The movie fucked me up. After seeing it, I watched Last Week Tonight, and the main story was on business consultant firms and the damage they cause.
They focused on McKinsey & Company something which claims its aim is to make the world a better place. But for every humanitarian aid business they’ve helped, there’s a blistering fact about them working with tobacco companies as recent as 2021, or making Rikers Island prison more violent, or helping big pharma “turbocharge” oxy sales to children or help Saudi Arabia leadership locate dissenters. And the segment ends with John Oliver asking how many of those are worth a humanitarian aid drop? It’s poison-laced insulin.
Then I heard that a certain establishment I’ve made my home for fourteen years was purchased by a Venture Capitalist firm that may have received financial backing from a hedge fund that invests heavily in Lockheed Martin. If true, there’s certainly more poison in that cocktail than insulin.
Was it poison in the movie? It might have been heroin. I’m going to worry I got it wrong and that my whole point will be undermined. More than that, I’m worried that I’m going to be seen as sympathetic or relating to Earnest.

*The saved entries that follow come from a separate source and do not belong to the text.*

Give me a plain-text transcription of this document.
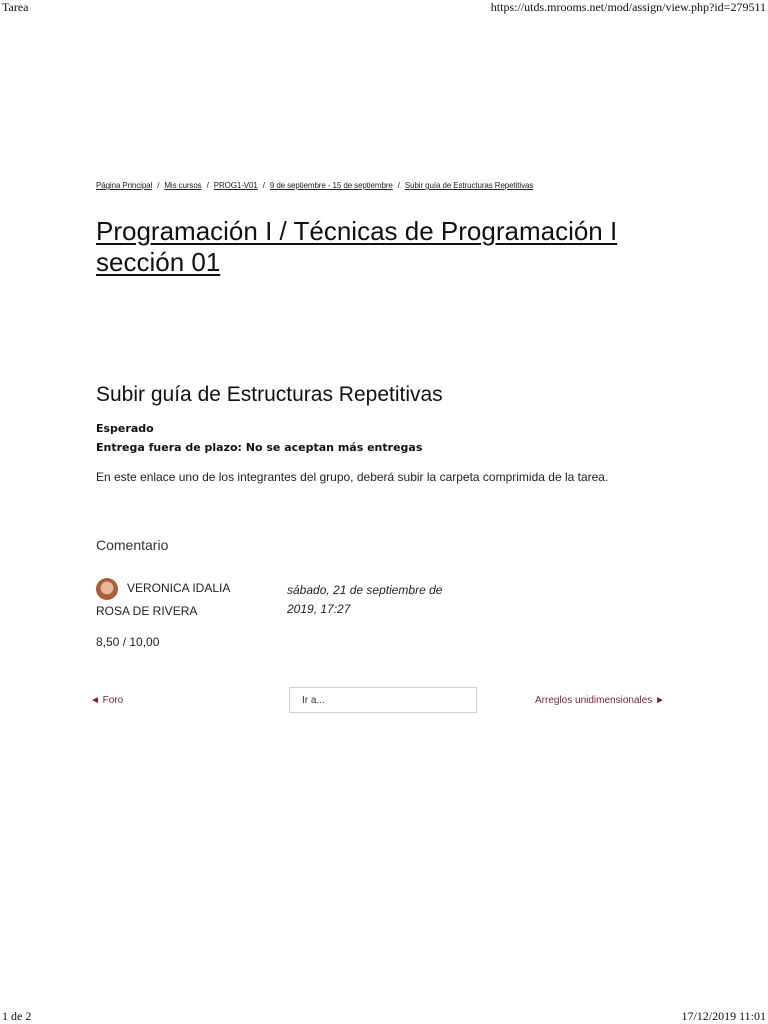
Tarea	https://utds.mrooms.net/mod/assign/view.php?id=279511
Página Principal / Mis cursos / PROG1-V01 / 9 de septiembre - 15 de septiembre / Subir guía de Estructuras Repetitivas
Programación I / Técnicas de Programación I sección 01
Subir guía de Estructuras Repetitivas
Esperado
Entrega fuera de plazo: No se aceptan más entregas
En este enlace uno de los integrantes del grupo, deberá subir la carpeta comprimida de la tarea.
Comentario
VERONICA IDALIA
ROSA DE RIVERA
sábado, 21 de septiembre de 2019, 17:27
8,50 / 10,00
◄ Foro	Ir a...	Arreglos unidimensionales ►
1 de 2	17/12/2019 11:01
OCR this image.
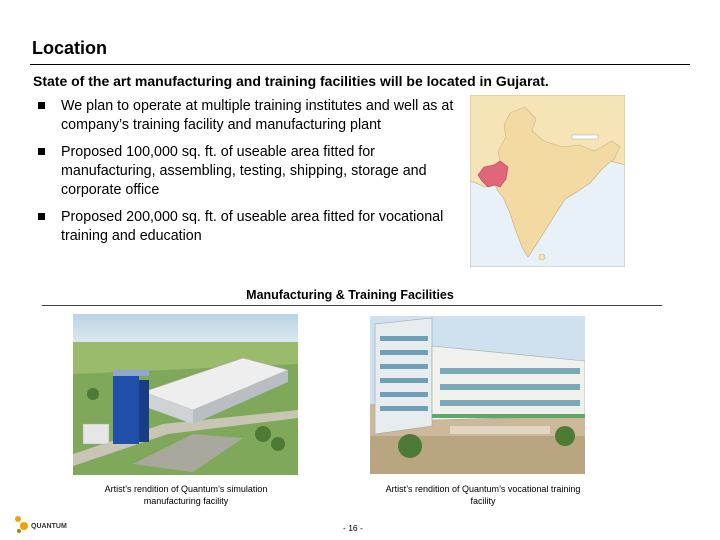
Location
State of the art manufacturing and training facilities will be located in Gujarat.
We plan to operate at multiple training institutes and well as at company’s training facility and manufacturing plant
Proposed 100,000 sq. ft. of useable area fitted for manufacturing, assembling, testing, shipping, storage and corporate office
Proposed 200,000 sq. ft. of useable area fitted for vocational training and education
Manufacturing & Training Facilities
Artist’s rendition of Quantum’s simulation manufacturing facility
Artist’s rendition of Quantum’s vocational training facility
QUANTUM	- 16 -
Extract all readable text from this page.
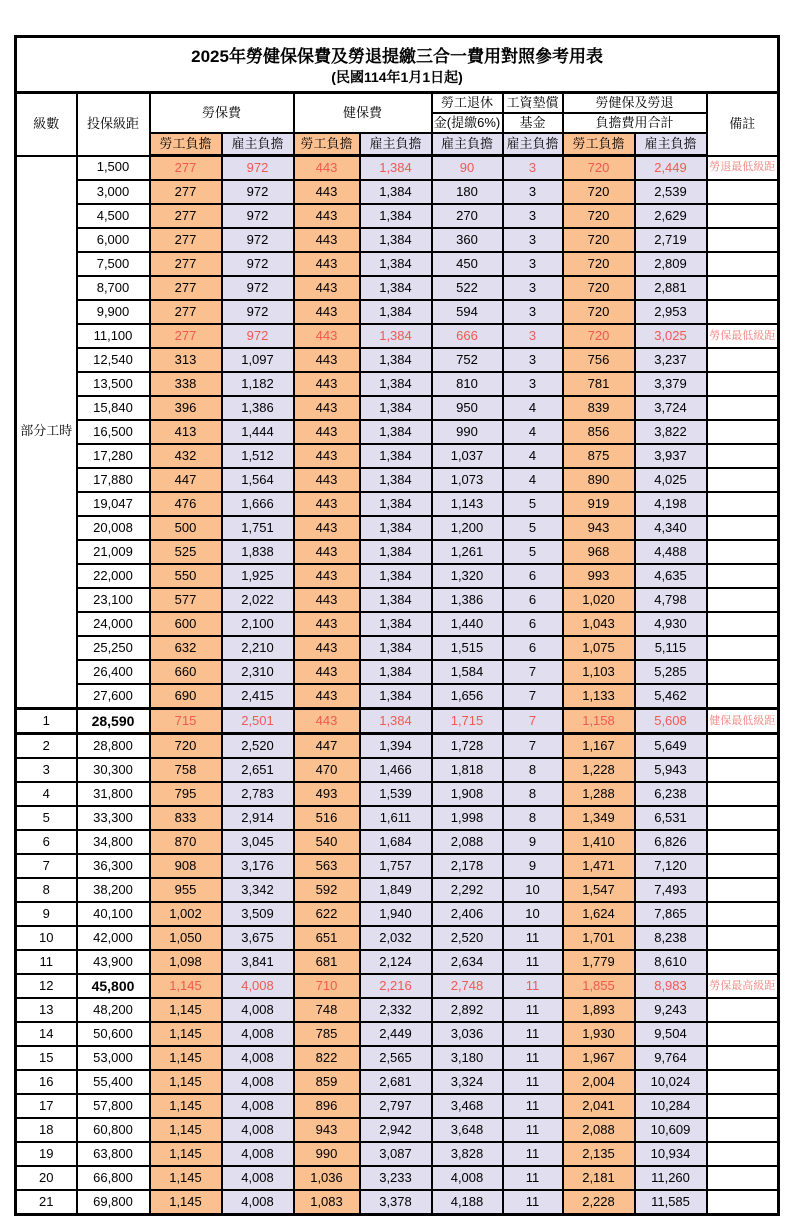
2025年勞健保保費及勞退提繳三合一費用對照參考用表
(民國114年1月1日起)										

級數	投保級距	勞保費		健保費		勞工退休	工資墊償	勞健保及勞退		備註
						金(提繳6%)	基金	負擔費用合計		
		勞工負擔	雇主負擔	勞工負擔	雇主負擔	雇主負擔	雇主負擔	勞工負擔	雇主負擔	
部分工時	1,500	277	972	443	1,384	90	3	720	2,449	勞退最低級距
	3,000	277	972	443	1,384	180	3	720	2,539	
	4,500	277	972	443	1,384	270	3	720	2,629	
	6,000	277	972	443	1,384	360	3	720	2,719	
	7,500	277	972	443	1,384	450	3	720	2,809	
	8,700	277	972	443	1,384	522	3	720	2,881	
	9,900	277	972	443	1,384	594	3	720	2,953	
	11,100	277	972	443	1,384	666	3	720	3,025	勞保最低級距
	12,540	313	1,097	443	1,384	752	3	756	3,237	
	13,500	338	1,182	443	1,384	810	3	781	3,379	
	15,840	396	1,386	443	1,384	950	4	839	3,724	
	16,500	413	1,444	443	1,384	990	4	856	3,822	
	17,280	432	1,512	443	1,384	1,037	4	875	3,937	
	17,880	447	1,564	443	1,384	1,073	4	890	4,025	
	19,047	476	1,666	443	1,384	1,143	5	919	4,198	
	20,008	500	1,751	443	1,384	1,200	5	943	4,340	
	21,009	525	1,838	443	1,384	1,261	5	968	4,488	
	22,000	550	1,925	443	1,384	1,320	6	993	4,635	
	23,100	577	2,022	443	1,384	1,386	6	1,020	4,798	
	24,000	600	2,100	443	1,384	1,440	6	1,043	4,930	
	25,250	632	2,210	443	1,384	1,515	6	1,075	5,115	
	26,400	660	2,310	443	1,384	1,584	7	1,103	5,285	
	27,600	690	2,415	443	1,384	1,656	7	1,133	5,462	
1	28,590	715	2,501	443	1,384	1,715	7	1,158	5,608	健保最低級距
2	28,800	720	2,520	447	1,394	1,728	7	1,167	5,649	
3	30,300	758	2,651	470	1,466	1,818	8	1,228	5,943	
4	31,800	795	2,783	493	1,539	1,908	8	1,288	6,238	
5	33,300	833	2,914	516	1,611	1,998	8	1,349	6,531	
6	34,800	870	3,045	540	1,684	2,088	9	1,410	6,826	
7	36,300	908	3,176	563	1,757	2,178	9	1,471	7,120	
8	38,200	955	3,342	592	1,849	2,292	10	1,547	7,493	
9	40,100	1,002	3,509	622	1,940	2,406	10	1,624	7,865	
10	42,000	1,050	3,675	651	2,032	2,520	11	1,701	8,238	
11	43,900	1,098	3,841	681	2,124	2,634	11	1,779	8,610	
12	45,800	1,145	4,008	710	2,216	2,748	11	1,855	8,983	勞保最高級距
13	48,200	1,145	4,008	748	2,332	2,892	11	1,893	9,243	
14	50,600	1,145	4,008	785	2,449	3,036	11	1,930	9,504	
15	53,000	1,145	4,008	822	2,565	3,180	11	1,967	9,764	
16	55,400	1,145	4,008	859	2,681	3,324	11	2,004	10,024	
17	57,800	1,145	4,008	896	2,797	3,468	11	2,041	10,284	
18	60,800	1,145	4,008	943	2,942	3,648	11	2,088	10,609	
19	63,800	1,145	4,008	990	3,087	3,828	11	2,135	10,934	
20	66,800	1,145	4,008	1,036	3,233	4,008	11	2,181	11,260	
21	69,800	1,145	4,008	1,083	3,378	4,188	11	2,228	11,585	
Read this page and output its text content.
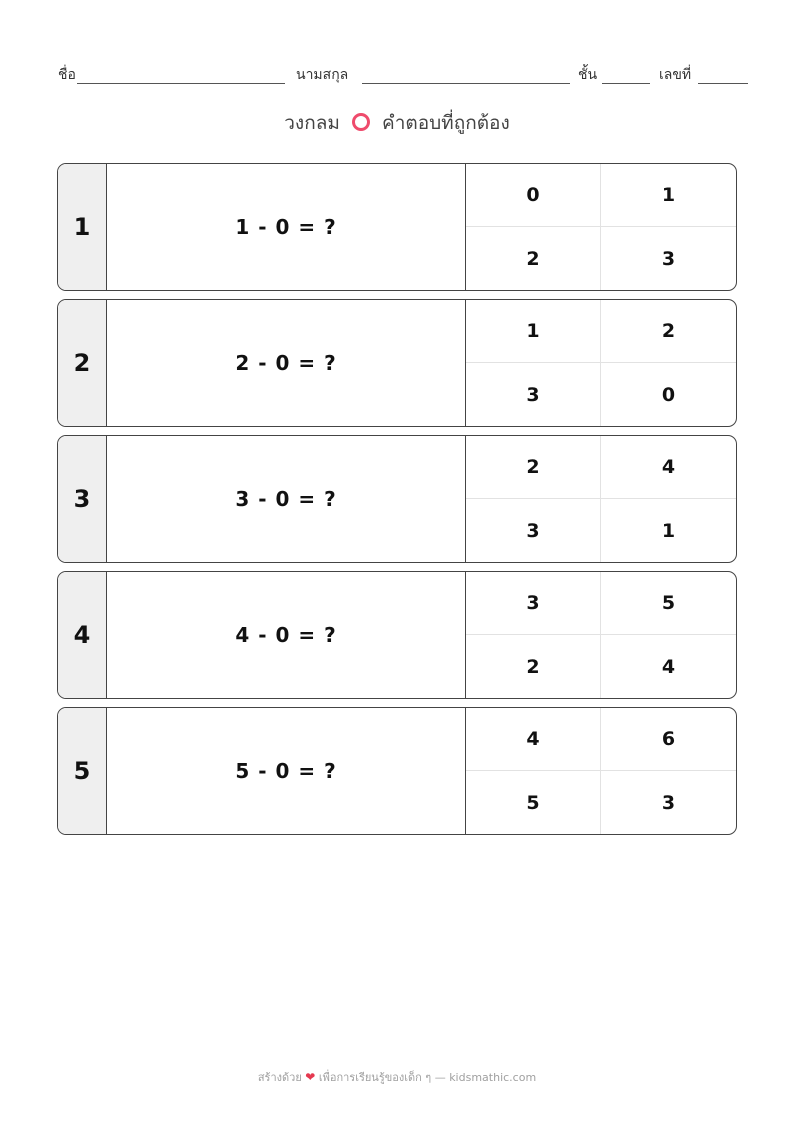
ชื่อ	นามสกุล	ชั้น	เลขที่
วงกลม คำตอบที่ถูกต้อง
1	1 - 0 = ?
0	1
2	3
2	2 - 0 = ?
1	2
3	0
3	3 - 0 = ?
2	4
3	1
4	4 - 0 = ?
3	5
2	4
5	5 - 0 = ?
4	6
5	3
สร้างด้วย ❤ เพื่อการเรียนรู้ของเด็ก ๆ — kidsmathic.com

Which I’m not. I’m just don’t think the movie is making the argument that you can both love someone and hurt them. I think it’s saying that you can convince yourself you love someone you’re hurting. It’s not acceptable, but it’s remarkable accessible. It’s tasteless, odorless, colorless evil. Chewable. Undetectable. And it’s in fucking everything. Just like PFAS and PFOS, the chemical poison in every human being even unborn babies. And how did it get there? Because someone who probably thought they were decent, invented Teflon. https://www.theguardian.com/commentisfree/2020/dec/17/dark-waters-pfas-ticking-chemical-time-bomb-in-your-blood
Sorry this was so bleak. See the movie. It’s worth it. Then go do something nice for someone. It’ll make you feel better.